The house as I remember, was painted in shades of yellow, green with a porch overlooking the door. The front yard had lots of Ashoka trees, crotons, a moonbeam flower plant with branches protruding over the wall, a small luna covered in brown cloth cover standing closely next to the water tank built in the ground for municipal water. Lots of trees on either sides of the house that included mango, neem, amla and many more. The back yard was a wide place with stone tiles for flooring; a small tulasi plant stood in the center of the yard that had small brick stand build around it, painted in yellow and red. Straight behind the plant a few yards away was the water boiler that burnt on paper, coal and coconut branches.
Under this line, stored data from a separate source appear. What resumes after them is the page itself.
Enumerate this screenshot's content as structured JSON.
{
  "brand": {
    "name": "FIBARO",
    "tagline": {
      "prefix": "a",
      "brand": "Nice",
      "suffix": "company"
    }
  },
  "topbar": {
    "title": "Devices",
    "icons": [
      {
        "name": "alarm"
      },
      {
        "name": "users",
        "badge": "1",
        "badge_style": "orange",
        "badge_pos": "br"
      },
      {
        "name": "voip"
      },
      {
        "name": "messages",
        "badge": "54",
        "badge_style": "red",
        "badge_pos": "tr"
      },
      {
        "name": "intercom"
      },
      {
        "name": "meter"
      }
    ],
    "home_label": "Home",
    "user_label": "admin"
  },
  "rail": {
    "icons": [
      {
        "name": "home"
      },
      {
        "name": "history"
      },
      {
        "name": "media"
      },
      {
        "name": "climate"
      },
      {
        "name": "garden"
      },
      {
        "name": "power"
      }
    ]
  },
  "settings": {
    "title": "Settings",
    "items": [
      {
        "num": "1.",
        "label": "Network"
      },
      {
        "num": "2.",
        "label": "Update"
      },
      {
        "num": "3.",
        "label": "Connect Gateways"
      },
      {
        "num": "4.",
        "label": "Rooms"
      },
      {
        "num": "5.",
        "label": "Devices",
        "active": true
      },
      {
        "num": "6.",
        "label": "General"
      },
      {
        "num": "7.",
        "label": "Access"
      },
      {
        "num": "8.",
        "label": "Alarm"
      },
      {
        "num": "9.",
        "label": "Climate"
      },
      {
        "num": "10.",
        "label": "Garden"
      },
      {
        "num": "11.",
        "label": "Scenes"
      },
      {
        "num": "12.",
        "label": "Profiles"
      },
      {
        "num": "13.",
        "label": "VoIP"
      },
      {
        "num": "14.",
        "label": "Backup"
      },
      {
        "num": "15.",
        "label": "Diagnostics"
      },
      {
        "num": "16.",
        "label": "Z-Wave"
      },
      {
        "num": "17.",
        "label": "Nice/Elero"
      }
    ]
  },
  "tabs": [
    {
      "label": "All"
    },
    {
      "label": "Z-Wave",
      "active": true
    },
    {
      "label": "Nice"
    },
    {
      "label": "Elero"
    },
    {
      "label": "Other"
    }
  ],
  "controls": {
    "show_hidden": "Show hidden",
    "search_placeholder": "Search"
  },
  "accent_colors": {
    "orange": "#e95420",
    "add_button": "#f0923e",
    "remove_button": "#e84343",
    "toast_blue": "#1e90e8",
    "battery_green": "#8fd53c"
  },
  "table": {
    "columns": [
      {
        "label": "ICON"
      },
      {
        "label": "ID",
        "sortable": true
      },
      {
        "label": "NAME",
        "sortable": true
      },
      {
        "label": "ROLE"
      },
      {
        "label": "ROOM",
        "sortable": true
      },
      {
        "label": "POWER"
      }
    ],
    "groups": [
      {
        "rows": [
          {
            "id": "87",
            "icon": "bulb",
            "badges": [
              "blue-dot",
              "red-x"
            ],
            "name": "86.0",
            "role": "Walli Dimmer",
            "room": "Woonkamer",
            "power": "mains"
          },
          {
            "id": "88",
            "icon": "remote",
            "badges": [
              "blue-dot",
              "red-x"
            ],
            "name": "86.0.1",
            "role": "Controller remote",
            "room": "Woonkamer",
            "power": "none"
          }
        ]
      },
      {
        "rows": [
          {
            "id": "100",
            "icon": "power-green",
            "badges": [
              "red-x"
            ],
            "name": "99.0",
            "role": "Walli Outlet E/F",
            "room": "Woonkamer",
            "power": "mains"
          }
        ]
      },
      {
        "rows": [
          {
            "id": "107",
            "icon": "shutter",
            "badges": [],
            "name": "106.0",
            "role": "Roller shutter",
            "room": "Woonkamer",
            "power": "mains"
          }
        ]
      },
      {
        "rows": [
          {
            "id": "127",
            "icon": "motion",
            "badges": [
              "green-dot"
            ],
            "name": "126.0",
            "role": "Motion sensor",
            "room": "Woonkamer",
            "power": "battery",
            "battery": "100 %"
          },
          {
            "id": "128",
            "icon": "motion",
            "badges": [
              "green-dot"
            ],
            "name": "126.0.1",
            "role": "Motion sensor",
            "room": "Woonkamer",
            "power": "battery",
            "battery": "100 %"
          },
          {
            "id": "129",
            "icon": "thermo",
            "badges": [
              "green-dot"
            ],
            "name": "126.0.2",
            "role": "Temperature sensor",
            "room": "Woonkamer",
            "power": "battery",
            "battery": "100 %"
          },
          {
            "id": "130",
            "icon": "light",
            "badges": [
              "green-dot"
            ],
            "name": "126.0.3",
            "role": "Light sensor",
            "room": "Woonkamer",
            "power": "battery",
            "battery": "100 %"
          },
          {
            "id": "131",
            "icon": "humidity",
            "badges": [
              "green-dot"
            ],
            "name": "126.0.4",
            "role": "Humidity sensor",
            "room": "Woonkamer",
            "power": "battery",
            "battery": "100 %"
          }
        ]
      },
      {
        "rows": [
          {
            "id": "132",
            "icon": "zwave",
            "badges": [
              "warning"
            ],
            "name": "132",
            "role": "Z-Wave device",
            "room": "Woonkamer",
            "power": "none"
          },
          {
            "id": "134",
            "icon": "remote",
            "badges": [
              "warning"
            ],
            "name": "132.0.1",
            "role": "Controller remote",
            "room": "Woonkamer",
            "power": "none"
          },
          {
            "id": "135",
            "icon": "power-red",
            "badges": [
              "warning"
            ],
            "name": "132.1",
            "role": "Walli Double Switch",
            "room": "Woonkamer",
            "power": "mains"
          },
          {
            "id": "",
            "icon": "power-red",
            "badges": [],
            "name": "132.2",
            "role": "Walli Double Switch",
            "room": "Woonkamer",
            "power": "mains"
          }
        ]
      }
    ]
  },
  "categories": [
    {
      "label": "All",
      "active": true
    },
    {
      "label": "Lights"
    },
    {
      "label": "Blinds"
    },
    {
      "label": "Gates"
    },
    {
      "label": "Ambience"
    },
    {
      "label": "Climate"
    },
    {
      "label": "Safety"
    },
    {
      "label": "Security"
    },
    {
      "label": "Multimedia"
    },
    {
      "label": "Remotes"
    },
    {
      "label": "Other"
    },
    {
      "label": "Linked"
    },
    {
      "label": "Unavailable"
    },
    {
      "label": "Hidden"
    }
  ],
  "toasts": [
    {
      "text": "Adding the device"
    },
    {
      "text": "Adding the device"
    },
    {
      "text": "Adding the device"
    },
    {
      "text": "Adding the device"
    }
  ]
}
To the left of the yard was a small patch of soil with banana tree, coconut tree and other small shrubs with a small center place for a person to stand and bathe. Two bathrooms stood on the right hand side of the yard in the corner with a large water tank built inside to store water. A small storeroom stood beside the bathrooms that held the old newspaper and some tools.
The inside of the house was very big with three bedrooms, hall, front room, store room and a kitchen. The front room as I remember had a sofa, two chairs covered in light green cloth covers; with a showcase behind the chair. Two windows opened behind the sofa and the other chair letting the room to be well ventilated. The showcase held the best collection of handy work of my grand mother ranging from wooden dolls donned in sarees that were well accessorized, hand made toys, cloth work on frames and many more. The first bedroom right beside the front room was the TV room which had the TV, large work table with a type writer, telephone and lots of paper and post. It also had a recliner made of wooden frame with long hand rests and thick cloth reclining chair right in front of the TV. Two windows overlooked the front yard and the side alley of the house. The second bedroom, which was the master bedroom of the house, had a window overlooking the side alley and a door that opened into it. It had an old model of rocking sewing machine and double-cot bed. Bedroom opened into a hall that had a connecting passage from the front room of the house. The hall stood at the center of the house with a large table that seated six people. There was a refrigerator on one side of the hall towards left with a closet to its left. A small bottle of calcium sandos that later was used for cloved was kept of the top of the fridge. A small wash basin was built on the right hand side of the dining table with a large shelf directly behind it. The shelf held the crockery and the shelf near by to the wash basin held the binaca toothpaste and big bottle of lavender powder. The store room that opened from the hall was filled with spices, soaps, tooth pastes, groceries, pickles, flour, sugar and jaggery. The third bedroom was mostly a spare that held lots of post from previous months, extra pillows, bed sheets and beds. Finally, the kitchen was a sanctuary where my grandmother spent most of her time cooking and praying. The small shelf beside the stove had boost, sugar and nuts. The kitchen opened into the back yard with a window overlooking it.
The morning usually began with the radio playing ads and suprabhatam, with the subtle floral fragrance that wafted from the flower basket, which was filled with flowers just plucked. The hot fumes of coal and coconut rubble boiled the water in the back yard boiler while the freshly cooking curry and dal flavor filled the kitchen. The scent of dhoop sticks and soap used to come across the house that marked the inception of the day. The small oval shaped steel plate, a big plate with dents for curries and dal, old fashioned steel glasses fancied for water, the lemon and mango pickles with powders made from scratch are just a few things that mark the memories of this house.